On a clear brisk night there was talk of cancer moonshots, of stratospheric drug prices, and of a political star’s wrenching personal decision not to run for President. Former Vice President Joe Biden told Fortune Brainstorm Health cochair David Agus and a rapt audience of biopharma execs, investors, and other health care stakeholders that it was high time to cooperate and collaborate in the war on cancer—and that he would continue his efforts here. Quoting a line from JFK’s moonshot speech, Biden made his own message clear: “We should be no longer ready to postpone.”

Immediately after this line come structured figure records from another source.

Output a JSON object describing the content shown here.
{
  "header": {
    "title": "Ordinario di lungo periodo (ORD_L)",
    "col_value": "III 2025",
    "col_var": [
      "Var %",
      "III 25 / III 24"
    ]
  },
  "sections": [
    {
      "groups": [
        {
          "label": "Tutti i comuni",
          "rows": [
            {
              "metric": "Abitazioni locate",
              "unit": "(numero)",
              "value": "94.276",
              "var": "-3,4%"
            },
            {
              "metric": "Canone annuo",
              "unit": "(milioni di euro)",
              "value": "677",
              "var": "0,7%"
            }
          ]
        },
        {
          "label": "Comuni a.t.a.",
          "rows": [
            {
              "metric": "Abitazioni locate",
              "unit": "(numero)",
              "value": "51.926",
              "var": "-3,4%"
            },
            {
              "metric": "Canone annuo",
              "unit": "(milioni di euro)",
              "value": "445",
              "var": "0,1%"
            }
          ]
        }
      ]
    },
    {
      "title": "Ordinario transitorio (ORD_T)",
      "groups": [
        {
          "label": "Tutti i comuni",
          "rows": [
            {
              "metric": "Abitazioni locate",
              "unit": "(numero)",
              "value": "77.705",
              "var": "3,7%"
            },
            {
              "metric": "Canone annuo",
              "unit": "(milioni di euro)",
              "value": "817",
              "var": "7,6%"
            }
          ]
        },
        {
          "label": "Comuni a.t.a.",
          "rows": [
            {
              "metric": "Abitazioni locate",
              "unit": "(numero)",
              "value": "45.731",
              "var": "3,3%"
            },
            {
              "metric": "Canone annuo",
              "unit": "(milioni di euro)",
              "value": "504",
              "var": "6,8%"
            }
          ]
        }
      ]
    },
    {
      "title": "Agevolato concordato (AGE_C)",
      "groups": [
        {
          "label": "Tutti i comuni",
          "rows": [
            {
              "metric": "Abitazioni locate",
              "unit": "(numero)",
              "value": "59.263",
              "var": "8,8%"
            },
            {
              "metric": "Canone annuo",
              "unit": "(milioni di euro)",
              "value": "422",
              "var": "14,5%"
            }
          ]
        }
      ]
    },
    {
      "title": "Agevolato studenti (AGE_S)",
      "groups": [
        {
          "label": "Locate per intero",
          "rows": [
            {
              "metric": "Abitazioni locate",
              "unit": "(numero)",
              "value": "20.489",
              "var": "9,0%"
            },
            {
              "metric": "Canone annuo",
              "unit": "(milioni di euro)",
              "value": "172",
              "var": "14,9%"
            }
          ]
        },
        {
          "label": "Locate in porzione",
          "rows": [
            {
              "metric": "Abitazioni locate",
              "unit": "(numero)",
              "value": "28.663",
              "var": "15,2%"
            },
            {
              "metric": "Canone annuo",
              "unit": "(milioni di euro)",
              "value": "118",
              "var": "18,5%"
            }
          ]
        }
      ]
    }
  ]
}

Jaime 'Taboo' Gomez, Black Eyed Peas

“We don’t listen to our bodies,” said Jaime “Taboo” Gomez, of the Black Eyed Peas. The musician ignored the pain he’d had in his abdomen and back for years, attributing it to a stage fall in 2006. A 2014 diagnosis of testicular cancer brought him to a personal reckoning—and a new crusade. He’s now leading a call for prevention, early diagnosis, and better medical care for a group long ignored by the U.S. health care system: Native Americans.

Raj Panjabi, CEO of Last Mile Health

“You can’t bomb Ebola or put up a wall to stop Ebola.”

Those were the words of physician Raj Panjabi, the CEO of Last Mile Health, who eloquently and forcefully laid out “the real consequences of not investing in health care for everyone, everywhere.” Panjabi and fellow panelist Dr. Nahid Bhadelia stood on the front lines of the 2014–16 Ebola epidemic, helping to contain its spread. Bhadelia, a leading infectious disease expert in Boston, said we need a change in culture when it comes to preventing outbreaks: We can’t keep “chasing one pathogen after another.”

Adam Gazzaley, MD, Ph.D.

“95% of people multitask on average for a third of the day.”
Adam Gazzaley, MD, Ph.D., director of UCSF’s Neuroscape translational neuroscience center

A version of this article appears in the June 1, 2017 issue of Fortune.